My parents, both physicians, had almost no contact to the Church, but neither they were members of the Communist party. My father was seriously considering a possibility to immigrate, but died young of acute myeloid leukemia, when I was about five.
I had a couple of Catholic schoolmates at the high school (later, one of my classmates became a religious sister). I liked them and somehow I perceived that they were different than the others, less competitive, more polite and ready to help. Sometimes, at a Communist school, they had problems connected with the fact that they were religious, and also this is something that evoked sympathy. Nevertheless, I didn't absolutely understand why they still do believe in God. Already at highschool, I was very much attracted to science, and it seemed to me that it has the only right key to the understanding of the world. I considered Christianity to be something irrational, obsolete, petrified, unable to develop and even hostile to any progress. In any case, I believed that it would find itself in the final phase of existence.
After the highschool I began to study biology at the Faculty of Science in my home town, Brno. It was in the year 1989, when the Communist regime collapsed and Czechoslovakia became a democratic country. At that time, maybe a little bit later, I began to question my worldviews--although I was still fond of doing and studying science, serious problems with myself and with my relations to others emerged. Soon, I understood that there are some important questions about the life, that no science can resolve. In that period of my life, I started to read philosophy, and I also began to reconsider my attitude to the Christian faith.
Since 1994 I worked on my PhD thesis at the Institute of Biophysics at the Czech Academy of Sciences, which I finished three years later. (In the meantime, the former Czechoslovakia divided into two independent states, Czech and Slovak Republic). Approximately at that time, my elder brother converted to Christianity and re-entered actively in the Catholic Church. He married soon thereafter, and his family became kind of a shelter for me. In 1996, my brother introduced me to a priest in one of the Brno's parishes, and soon I began to prepare myself (together with circa ten catechumens) to receive the other Sacraments. During the Easter Vigil in 1998, I received the Confirmation and the First Communion.
I believed, at that time, that my vocation would be to remain where I already was, i.e. to do science and to testimony that there is not a contradiction between being a scientist and a Catholic Christian at the same time. In 1999, I initiated a postdoc stay at the University of Helsinki, Finland. Here, I progressively realized that doing science does not give me satisfaction anymore. I began to ask and pray, what significance this crisis can have, what does Our Lord want me to tell. Very close to our institute there was one of only two Catholic churches in Helsinki, Assumption of Our Lady (Finland, like the rest of Scandinavia, is predominantly Lutheran, but now very secular). It had been built in the sixties by the Dutch Dehonian Fathers, and was always open. I used to come and pray there, whenever the pauses between the laboratory experiments permitted. It was probably the most intense and profound prayer I've done ever since. At the end of my postdoc stay, I was decided to enter the seminary. In 2001, I returned to the Czech Republic. I worked one more year at the Institute of Biophysics, because I needed to finish and publish some previous work from Finland.
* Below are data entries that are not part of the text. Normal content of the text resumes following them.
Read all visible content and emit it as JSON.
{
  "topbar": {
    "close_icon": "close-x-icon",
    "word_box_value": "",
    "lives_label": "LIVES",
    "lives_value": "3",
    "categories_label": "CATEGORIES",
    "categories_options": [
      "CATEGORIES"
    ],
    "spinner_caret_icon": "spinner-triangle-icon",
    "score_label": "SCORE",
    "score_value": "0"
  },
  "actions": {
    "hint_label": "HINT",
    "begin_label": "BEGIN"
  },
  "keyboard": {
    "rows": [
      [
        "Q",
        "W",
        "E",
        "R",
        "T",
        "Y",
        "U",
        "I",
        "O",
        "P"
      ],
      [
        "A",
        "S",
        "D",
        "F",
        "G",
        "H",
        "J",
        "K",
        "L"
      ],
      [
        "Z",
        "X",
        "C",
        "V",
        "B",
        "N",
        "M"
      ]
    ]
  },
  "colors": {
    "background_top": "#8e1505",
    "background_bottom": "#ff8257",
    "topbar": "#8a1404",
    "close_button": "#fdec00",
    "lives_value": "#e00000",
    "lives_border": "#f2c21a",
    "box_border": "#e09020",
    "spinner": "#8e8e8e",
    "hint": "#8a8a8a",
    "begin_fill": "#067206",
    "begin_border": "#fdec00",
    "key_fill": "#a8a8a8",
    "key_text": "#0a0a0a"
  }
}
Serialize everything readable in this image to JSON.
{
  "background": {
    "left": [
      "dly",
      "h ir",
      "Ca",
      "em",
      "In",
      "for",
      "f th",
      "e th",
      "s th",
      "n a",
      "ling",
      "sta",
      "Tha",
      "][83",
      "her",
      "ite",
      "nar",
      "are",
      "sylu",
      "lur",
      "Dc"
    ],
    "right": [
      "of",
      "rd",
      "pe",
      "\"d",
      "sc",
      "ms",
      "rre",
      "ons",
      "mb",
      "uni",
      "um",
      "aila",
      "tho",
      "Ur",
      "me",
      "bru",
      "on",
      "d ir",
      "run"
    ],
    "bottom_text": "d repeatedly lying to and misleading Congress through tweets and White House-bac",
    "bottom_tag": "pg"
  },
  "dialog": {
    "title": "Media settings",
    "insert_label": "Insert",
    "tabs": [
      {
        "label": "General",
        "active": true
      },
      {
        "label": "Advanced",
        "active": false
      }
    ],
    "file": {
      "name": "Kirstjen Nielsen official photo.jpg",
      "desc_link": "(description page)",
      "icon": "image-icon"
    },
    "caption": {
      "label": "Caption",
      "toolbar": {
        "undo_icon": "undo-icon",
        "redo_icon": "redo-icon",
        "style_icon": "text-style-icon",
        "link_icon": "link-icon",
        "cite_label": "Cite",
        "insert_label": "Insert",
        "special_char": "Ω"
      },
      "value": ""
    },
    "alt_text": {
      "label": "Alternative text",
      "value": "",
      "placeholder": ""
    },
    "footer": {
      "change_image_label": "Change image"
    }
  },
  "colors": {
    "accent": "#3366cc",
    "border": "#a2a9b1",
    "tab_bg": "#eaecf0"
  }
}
In 2002, I entered the interdiocesan seminary in Olomouc for the diocese of Brno, and in 2005, my bishop sent me to finish my basic Theology studies here in Rome. My diaconal ordiantion is planned for this July.
The most important and decisive moment in this whole story was probably that one in which I understood what 1 Corinthians 13:2 says, "And though I have the gift of prophecy, and understand all mysteries, and all knowledge; and though I have all faith, so that I could remove mountains, and have not charity, I am nothing." The mere scientific knowledge, the calculating reason can never be the key to the world, because behind all the reality there is a mystery of the Love of God, which came to us in Jesus Christ, and which we are all called to live in.